Three wins for players at AFL tribunal - Sports News - Fanatics - the world's biggest events

Three wins for players at AFL tribunal

By Guy Hand 11/07/2006 09:39:25 PM Comments (0)

West Coast's Daniel Kerr and Port Adelaide pair Stuart Dew and Michael Wilson all had major wins rolling the dice with the AFL Tribunal.

Kerr and Dew successfully had striking charges downgraded from two-match bans to one, while Wilson's rough conduct charge was thrown out completely.

The tribunal appeared to be in a benevolent mood, with Kerr's downgrade particularly surprising most onlookers.

Kerr, runner-up in last year's Brownlow Medal count, pleaded guilty to striking Hawthorn's Sam Mitchell last weekend in an incident in which the Hawks' midfielder was left wincing on the ground after being hit in the groin.

Kerr argued his conduct in striking Mitchell was not intentional as he had attempted to lightly "tap" the Hawks player in his right quadriceps - but missed.

"I was involved in a contest before the stoppage and I saw Sam get up limping with something wrong with his right quad," Kerr told the tribunal.

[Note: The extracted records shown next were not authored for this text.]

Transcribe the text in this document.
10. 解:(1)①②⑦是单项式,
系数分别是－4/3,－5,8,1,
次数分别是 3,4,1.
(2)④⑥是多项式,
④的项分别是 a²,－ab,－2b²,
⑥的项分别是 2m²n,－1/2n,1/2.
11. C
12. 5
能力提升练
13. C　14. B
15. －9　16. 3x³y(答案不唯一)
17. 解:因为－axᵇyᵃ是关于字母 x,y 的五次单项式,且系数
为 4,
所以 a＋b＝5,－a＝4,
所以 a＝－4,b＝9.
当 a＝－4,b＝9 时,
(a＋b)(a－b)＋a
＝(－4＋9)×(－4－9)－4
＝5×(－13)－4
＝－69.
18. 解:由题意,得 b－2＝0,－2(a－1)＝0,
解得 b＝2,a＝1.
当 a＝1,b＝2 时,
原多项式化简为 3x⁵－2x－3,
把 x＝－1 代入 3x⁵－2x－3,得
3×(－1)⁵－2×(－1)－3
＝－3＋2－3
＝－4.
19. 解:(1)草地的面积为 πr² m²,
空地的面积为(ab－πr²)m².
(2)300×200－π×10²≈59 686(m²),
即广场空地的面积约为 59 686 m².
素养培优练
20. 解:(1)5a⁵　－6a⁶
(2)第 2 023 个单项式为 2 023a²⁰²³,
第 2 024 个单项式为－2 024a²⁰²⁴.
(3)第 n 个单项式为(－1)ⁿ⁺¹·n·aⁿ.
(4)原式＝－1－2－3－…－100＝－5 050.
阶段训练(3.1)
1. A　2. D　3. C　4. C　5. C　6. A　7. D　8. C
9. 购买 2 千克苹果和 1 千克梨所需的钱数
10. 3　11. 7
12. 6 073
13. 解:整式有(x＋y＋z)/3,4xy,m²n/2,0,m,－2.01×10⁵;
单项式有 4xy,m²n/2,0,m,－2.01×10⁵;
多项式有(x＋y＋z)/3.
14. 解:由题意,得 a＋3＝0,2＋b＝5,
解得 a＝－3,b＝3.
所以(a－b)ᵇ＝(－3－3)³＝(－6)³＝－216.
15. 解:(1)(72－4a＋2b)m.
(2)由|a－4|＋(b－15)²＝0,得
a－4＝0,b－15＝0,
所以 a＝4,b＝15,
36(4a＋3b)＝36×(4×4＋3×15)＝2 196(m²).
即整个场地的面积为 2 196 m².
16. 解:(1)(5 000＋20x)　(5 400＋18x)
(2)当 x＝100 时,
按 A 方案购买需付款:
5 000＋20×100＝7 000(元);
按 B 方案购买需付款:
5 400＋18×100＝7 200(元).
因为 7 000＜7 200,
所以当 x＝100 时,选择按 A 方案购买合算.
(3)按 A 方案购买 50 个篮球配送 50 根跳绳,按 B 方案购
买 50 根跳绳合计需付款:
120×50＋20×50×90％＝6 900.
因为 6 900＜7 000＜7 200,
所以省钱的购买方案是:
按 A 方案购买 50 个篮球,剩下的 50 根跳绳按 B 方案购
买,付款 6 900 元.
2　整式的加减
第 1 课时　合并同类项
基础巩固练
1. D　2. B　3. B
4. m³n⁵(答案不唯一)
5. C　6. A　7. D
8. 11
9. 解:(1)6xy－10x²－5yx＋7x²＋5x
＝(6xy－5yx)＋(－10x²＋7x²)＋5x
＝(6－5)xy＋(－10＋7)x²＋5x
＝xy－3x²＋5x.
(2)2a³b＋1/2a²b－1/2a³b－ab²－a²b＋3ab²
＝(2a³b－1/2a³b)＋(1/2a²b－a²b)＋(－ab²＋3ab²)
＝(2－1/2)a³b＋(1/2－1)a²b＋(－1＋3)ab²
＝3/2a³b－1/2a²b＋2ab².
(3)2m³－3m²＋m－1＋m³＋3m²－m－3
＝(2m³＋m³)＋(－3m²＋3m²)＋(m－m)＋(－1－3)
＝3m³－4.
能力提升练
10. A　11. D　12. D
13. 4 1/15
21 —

"To agitate him a bit - to get under his skin - I wanted to give him a bit of a tap in the region (quadriceps) but I mis-aimed my tap and hit him in the groin."

That wasn't intention enough for the three-man panel of ex-players Emmett Dunne, Wayne Schimmelbusch and Stewart Loewe, which found Kerr's conduct reckless rather than intentional and reduced his demerit points.

His early guilty plea also earned him a 25 per cent discount on the remaining points, so instead of a two-match ban, Kerr will now only miss the Eagles' grand final re-match with Sydney at Subiaco Oval on Saturday night.

Location was also pivotal in Dew reducing his ban, after he had pleaded guilty to striking Richmond's Dean Polo.

The Port utility argued he had struck Polo in play rather than behind play, and the tribunal agreed - a similar decision to that which freed Sydney's Barry Hall to take part in last year's grand final.

The resulting points reduction, as well as the 25 per cent early guilty plea discount, cut Dew's suspension to one match.

Port also had success with Wilson, who was only facing a reprimand on his charge of rough conduct against Richmond's Chris Hyde.

But his advocate Mark Griffin successfully argued the contact with Hyde was not high and therefore did not constitute rough conduct.